Worldwide demand led Unibind to create an entire department dedicated to photo books. The UniFoilPrinter can complement the traditional foil stamping process, Atkinson said, and includes a software package designed to produce books and prints. It can print text, drawings or logos directly on flat, smooth, semi-smooth and coated surfaces. Colors can be combined in one print, and the latest software release offers an import function for PDF files. The newly developed UniPaper allows bound documents to lay flat with a panoramic view across facing pages.
“The UniCover System’s built-in crimper allows users to professionally bind materials by creating a precise fit around the documents,” he continued. “The system is compatible with existing stock covers, making the switch to the new system seamless.” Atkinson added that he has seen a trend toward custom covers and larger sizes in photo books as family keepsakes or for gifts.
Other trends, according to David Ashton, vice president of sales and marketing at Linemark, Upper Marlboro, Maryland, include faster distribution with higher expectations of quality and consistency.
“Each player – whether large and trying to maintain or smaller and looking to grow – is seeking consistency to support their individual brand, similar to a franchise model for manufacturing,” Ashton said. “We also are seeing the packaging element playing a larger role. Between protection and branding, the creativity and innovation is amazing.”
“Originally, the market was moving faster than the manufacturers and the software,” he said. “There was and is a tremendous amount of creativity involved in setting up the manufacturing lines and general integrations. Certainly all aspects of manufacturing, from software to press to bindery, have now jumped in front of the market and are providing some great solutions. While our experience is invaluable, our business still requires an innovative and creative culture to navigate the unique requirements of this market.”
Automation and shelf life are the items of focus when Linemark adds equipment for photo book creation, Ashton said. The company is looking for fewer steps with more consistent results, along with adaptability for future needs.
“We increased printing capacity on the digital printing stage with three new HP Indigos recently,” Ashton said. “On the bindery side, we have added a Kolbus casemaker, numerous laminators and book bindery equipment including PUR, stitching, book assembly, shrink wrapping and packaging equipment. Because this portion of our revenue was net new, it has increased our operators, management and administrative team.”
“The opportunity was presented to us as more of a test case because we were into digital printing early in the technology curve,” he continued. “We were already seeing the value of personalization and perceived this as a market that could add significant organic growth if it caught on as anticipated. Originally it was on the fringe of our business model but today fits squarely into the direction and strategy of the business.

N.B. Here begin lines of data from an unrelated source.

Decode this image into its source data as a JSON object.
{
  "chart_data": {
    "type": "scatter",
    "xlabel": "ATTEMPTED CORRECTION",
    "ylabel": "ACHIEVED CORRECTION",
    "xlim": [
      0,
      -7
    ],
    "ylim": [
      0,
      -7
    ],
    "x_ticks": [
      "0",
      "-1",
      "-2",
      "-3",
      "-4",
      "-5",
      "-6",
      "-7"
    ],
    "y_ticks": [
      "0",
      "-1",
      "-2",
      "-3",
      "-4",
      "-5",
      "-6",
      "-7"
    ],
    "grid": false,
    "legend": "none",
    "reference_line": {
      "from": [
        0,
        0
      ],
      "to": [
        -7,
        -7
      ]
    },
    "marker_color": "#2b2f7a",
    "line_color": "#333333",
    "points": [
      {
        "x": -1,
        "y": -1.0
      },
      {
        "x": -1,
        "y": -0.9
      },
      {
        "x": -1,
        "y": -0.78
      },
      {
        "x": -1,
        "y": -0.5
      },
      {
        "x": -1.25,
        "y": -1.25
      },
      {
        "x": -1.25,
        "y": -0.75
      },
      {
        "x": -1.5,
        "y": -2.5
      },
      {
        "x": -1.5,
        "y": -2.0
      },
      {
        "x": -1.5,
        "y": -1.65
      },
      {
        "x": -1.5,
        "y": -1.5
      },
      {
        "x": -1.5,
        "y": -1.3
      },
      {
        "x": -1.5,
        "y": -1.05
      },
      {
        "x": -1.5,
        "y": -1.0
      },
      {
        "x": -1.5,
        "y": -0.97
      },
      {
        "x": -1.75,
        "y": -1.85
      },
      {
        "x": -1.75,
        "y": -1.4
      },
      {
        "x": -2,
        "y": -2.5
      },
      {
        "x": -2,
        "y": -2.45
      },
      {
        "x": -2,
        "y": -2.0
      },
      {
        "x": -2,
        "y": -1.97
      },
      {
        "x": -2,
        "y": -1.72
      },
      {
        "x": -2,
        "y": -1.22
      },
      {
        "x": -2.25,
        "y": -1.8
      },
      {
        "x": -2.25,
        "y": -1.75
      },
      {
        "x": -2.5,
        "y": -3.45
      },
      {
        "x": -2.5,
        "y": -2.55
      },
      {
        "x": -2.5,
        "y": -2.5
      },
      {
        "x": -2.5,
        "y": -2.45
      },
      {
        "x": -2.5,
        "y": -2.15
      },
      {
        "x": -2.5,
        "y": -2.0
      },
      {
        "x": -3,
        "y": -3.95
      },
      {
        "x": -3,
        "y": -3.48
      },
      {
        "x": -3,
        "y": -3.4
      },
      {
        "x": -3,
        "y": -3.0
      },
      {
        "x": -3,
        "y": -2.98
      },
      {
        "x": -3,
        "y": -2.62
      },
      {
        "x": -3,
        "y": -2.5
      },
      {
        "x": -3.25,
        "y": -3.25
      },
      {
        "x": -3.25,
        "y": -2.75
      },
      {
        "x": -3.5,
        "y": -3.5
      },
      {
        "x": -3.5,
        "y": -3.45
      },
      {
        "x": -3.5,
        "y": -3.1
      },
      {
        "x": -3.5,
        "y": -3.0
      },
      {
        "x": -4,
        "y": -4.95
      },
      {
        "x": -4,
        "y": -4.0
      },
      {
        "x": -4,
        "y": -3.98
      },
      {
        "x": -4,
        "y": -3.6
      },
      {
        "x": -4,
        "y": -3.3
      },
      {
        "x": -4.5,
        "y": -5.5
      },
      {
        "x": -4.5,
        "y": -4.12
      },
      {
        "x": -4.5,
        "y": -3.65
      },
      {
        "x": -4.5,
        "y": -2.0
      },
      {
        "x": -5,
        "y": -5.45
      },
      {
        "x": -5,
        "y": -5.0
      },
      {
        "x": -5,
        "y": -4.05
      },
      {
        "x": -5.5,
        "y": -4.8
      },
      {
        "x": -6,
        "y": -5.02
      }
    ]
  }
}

We are seeing more volume and revenue within our current partners and are adding new partners on a regular basis.”
As digital print technologies become more mainstream, photo book printers are in a unique position to take advantage of emerging short-run solutions. Today, more and more machines are being designed to meet the needs of the short-run digital environment, allowing more printers and finishers to produce high-quality photo books without sacrificing speed or quality.